The prosecutor shared a still image showing shadows of the car which is blocking the view of the first shot being fired. She pointed to shadows under the car which she said shows Travis had moved around to the front of the vehicle to where Mr Arbery was pointing the gun at him.

“The shadow shows Travis McMichael did not stay on the driver’s side of the pickup truck, he stepped around the truck toward Mr Arbery to intercept him at the front of the car,” she said.

Travis McMichael later told cops that he was “backing up” away from Mr Arbery who “squares up with me”, the court heard.

“I’m telling him to quit, to stop coming at me,” he said.

Gregory told police after the shooting that “the whole thing started when I saw this guy running down the street”.

William ‘Roddie’ Bryan Jr in court on Friday where the prosecutor said he tried to hit Ahmaud Arbery four times with his truck

The three suspects claim they were carrying out a citizen’s arrest and that Mr Arbery was then shot in self-defence.

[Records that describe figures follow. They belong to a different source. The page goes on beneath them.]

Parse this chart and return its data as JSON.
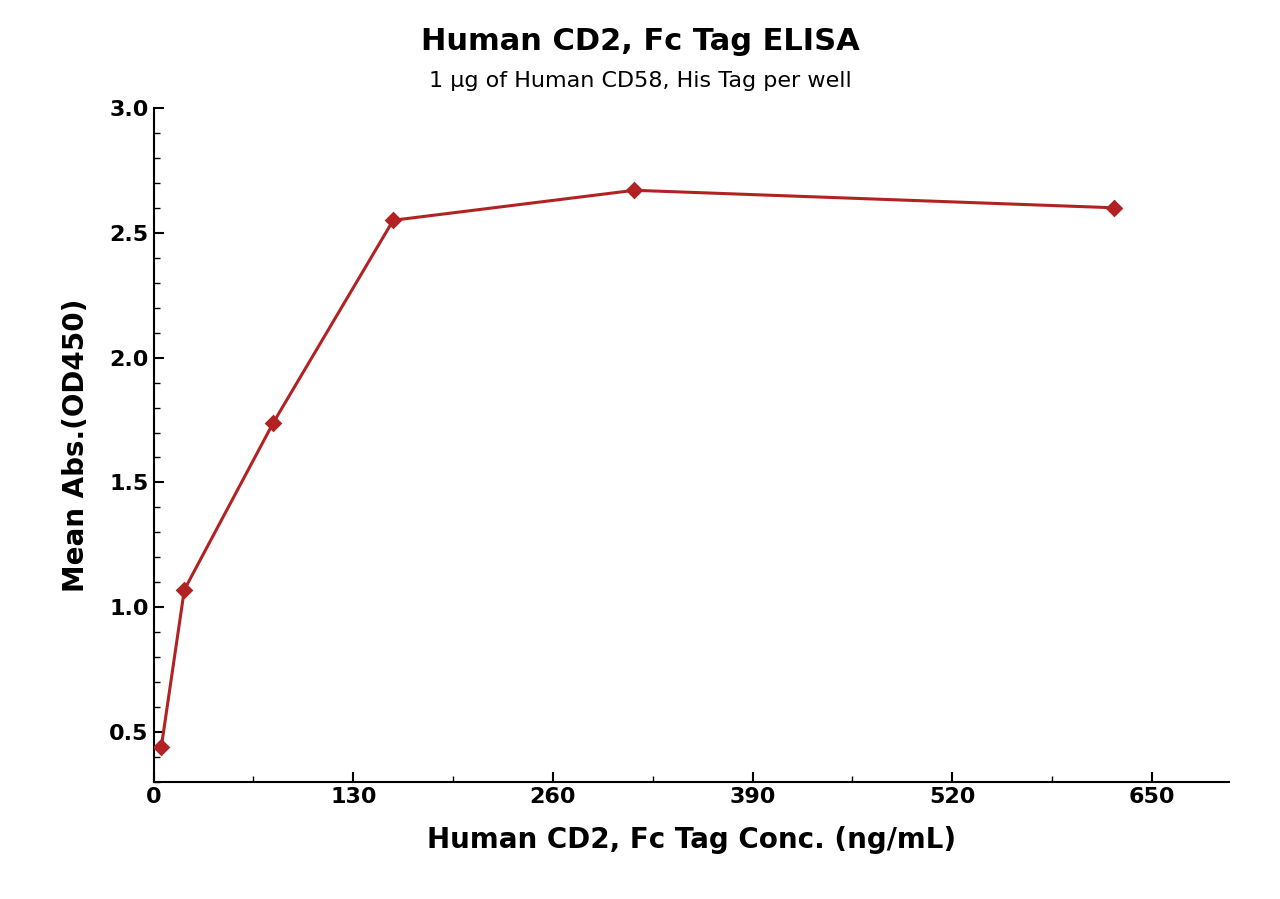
{
  "title": "Human CD2, Fc Tag ELISA",
  "subtitle": "1 μg of Human CD58, His Tag per well",
  "xlabel": "Human CD2, Fc Tag Conc. (ng/mL)",
  "ylabel": "Mean Abs.(OD450)",
  "data_x": [
    5,
    20,
    78,
    156,
    313,
    625
  ],
  "data_y": [
    0.44,
    1.07,
    1.74,
    2.55,
    2.67,
    2.6
  ],
  "color": "#B22222",
  "xlim": [
    0,
    700
  ],
  "ylim_bottom": 0.3,
  "ylim_top": 3.0,
  "xticks": [
    0,
    130,
    260,
    390,
    520,
    650
  ],
  "yticks": [
    0.5,
    1.0,
    1.5,
    2.0,
    2.5,
    3.0
  ],
  "marker": "D",
  "markersize": 9,
  "linewidth": 2.2,
  "title_fontsize": 22,
  "subtitle_fontsize": 16,
  "axis_label_fontsize": 20,
  "tick_fontsize": 16,
  "background_color": "#ffffff"
}
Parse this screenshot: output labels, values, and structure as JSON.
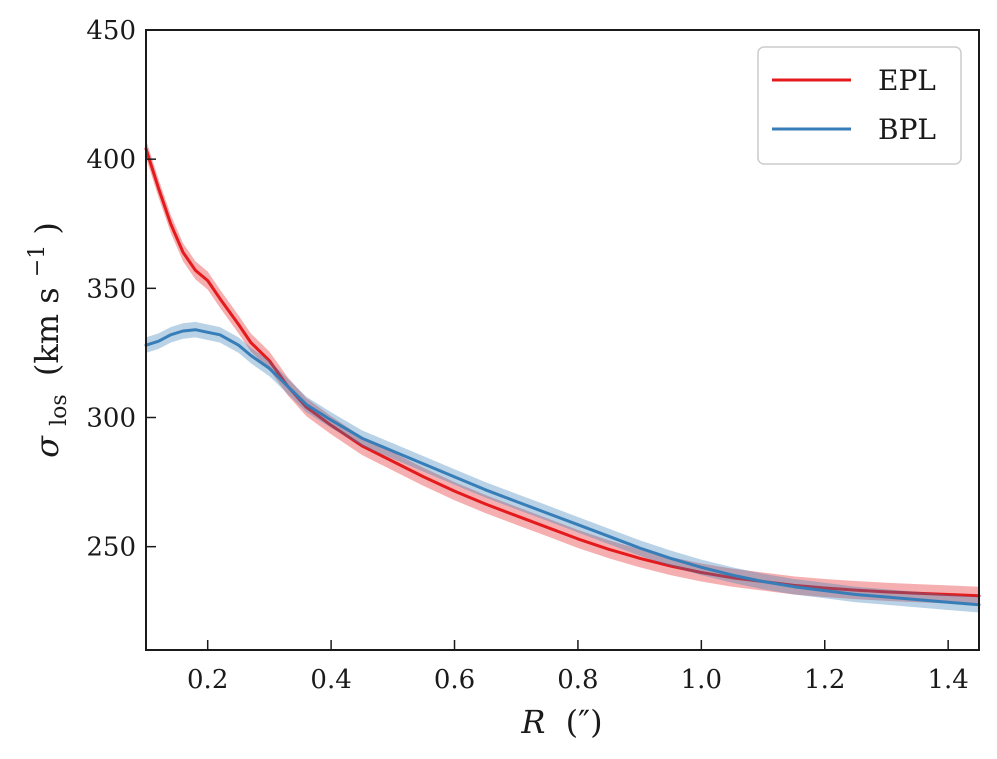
{
  "chart_data": {
    "type": "line",
    "xlabel_var": "R",
    "xlabel_unit": "(″)",
    "ylabel_var": "σ",
    "ylabel_sub": "los",
    "ylabel_unit": "(km s",
    "ylabel_sup": "−1",
    "ylabel_close": ")",
    "xlim": [
      0.1,
      1.45
    ],
    "ylim": [
      210,
      450
    ],
    "x_ticks": [
      0.2,
      0.4,
      0.6,
      0.8,
      1.0,
      1.2,
      1.4
    ],
    "x_tick_labels": [
      "0.2",
      "0.4",
      "0.6",
      "0.8",
      "1.0",
      "1.2",
      "1.4"
    ],
    "y_ticks": [
      250,
      300,
      350,
      400,
      450
    ],
    "y_tick_labels": [
      "250",
      "300",
      "350",
      "400",
      "450"
    ],
    "grid": false,
    "legend_position": "top-right",
    "series": [
      {
        "name": "EPL",
        "color": "#e41a1c",
        "band": 3.5,
        "x": [
          0.1,
          0.12,
          0.14,
          0.16,
          0.18,
          0.2,
          0.22,
          0.25,
          0.27,
          0.3,
          0.33,
          0.36,
          0.4,
          0.45,
          0.5,
          0.55,
          0.6,
          0.65,
          0.7,
          0.75,
          0.8,
          0.85,
          0.9,
          0.95,
          1.0,
          1.05,
          1.1,
          1.15,
          1.2,
          1.25,
          1.3,
          1.35,
          1.4,
          1.45
        ],
        "y": [
          404,
          389,
          375,
          364,
          357,
          353,
          346,
          336,
          329,
          322,
          312,
          304,
          297,
          289,
          283,
          277,
          271.5,
          266.5,
          262,
          257.5,
          253,
          249,
          245.5,
          242.5,
          240,
          238,
          236.5,
          235,
          234,
          233.2,
          232.5,
          232,
          231.5,
          231
        ]
      },
      {
        "name": "BPL",
        "color": "#377eb8",
        "band": 3.0,
        "x": [
          0.1,
          0.12,
          0.14,
          0.16,
          0.18,
          0.2,
          0.22,
          0.25,
          0.27,
          0.3,
          0.33,
          0.36,
          0.4,
          0.45,
          0.5,
          0.55,
          0.6,
          0.65,
          0.7,
          0.75,
          0.8,
          0.85,
          0.9,
          0.95,
          1.0,
          1.05,
          1.1,
          1.15,
          1.2,
          1.25,
          1.3,
          1.35,
          1.4,
          1.45
        ],
        "y": [
          328,
          329.5,
          332,
          333.5,
          334,
          333,
          332,
          328,
          324,
          319,
          312,
          305,
          299,
          292,
          287,
          282,
          277,
          272,
          267.5,
          263,
          258.5,
          254,
          249.5,
          245.5,
          242,
          239,
          236.5,
          234.5,
          233,
          231.5,
          230.5,
          229.5,
          228.5,
          227.5
        ]
      }
    ]
  }
}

The prosecution and Mr Arbery’s family have described his killing as a “modern-day lynching”.

The three suspects walked free for almost three months after Mr Arbery’s death until the footage was leaked online, sparking national outrage.

The racially charged trial has already been mired in controversy after an almost all-white jury was selected on Wednesday in a move the prosecution described as an act of discrimination on the part of the defence.

Out of 12 jurors selected, 11 are white and only one is Black.

Judge Timothy Walmsley said the court had found “intentional discrimination” by the defence but he allowed the case to move forward anyway.

On Thursday afternoon, one of the seated jurors – a white woman – was dismissed for undisclosed medical issues and replaced with another white juror.

Judge Walmsley ruled on a number of motions on Friday morning before the jury was sworn in.

He denied a request from the defence to allow the jury to hear that Mr Arbery was on probation at the time he was killed.

He also denied a second request from the defence to blur out the licence plate on Travis’ pickup truck because it featured the Confederate flag.

Following the prosecution’s opening statement, the judge also said he would not grant the defence a mistrial.

One of the defence lawyers had objected to the prosecutor raising the issue of the time gap between the time of Mr Arbery’s death and the arrest of the suspects – something which he had previously said could not be mentioned in front of the jury.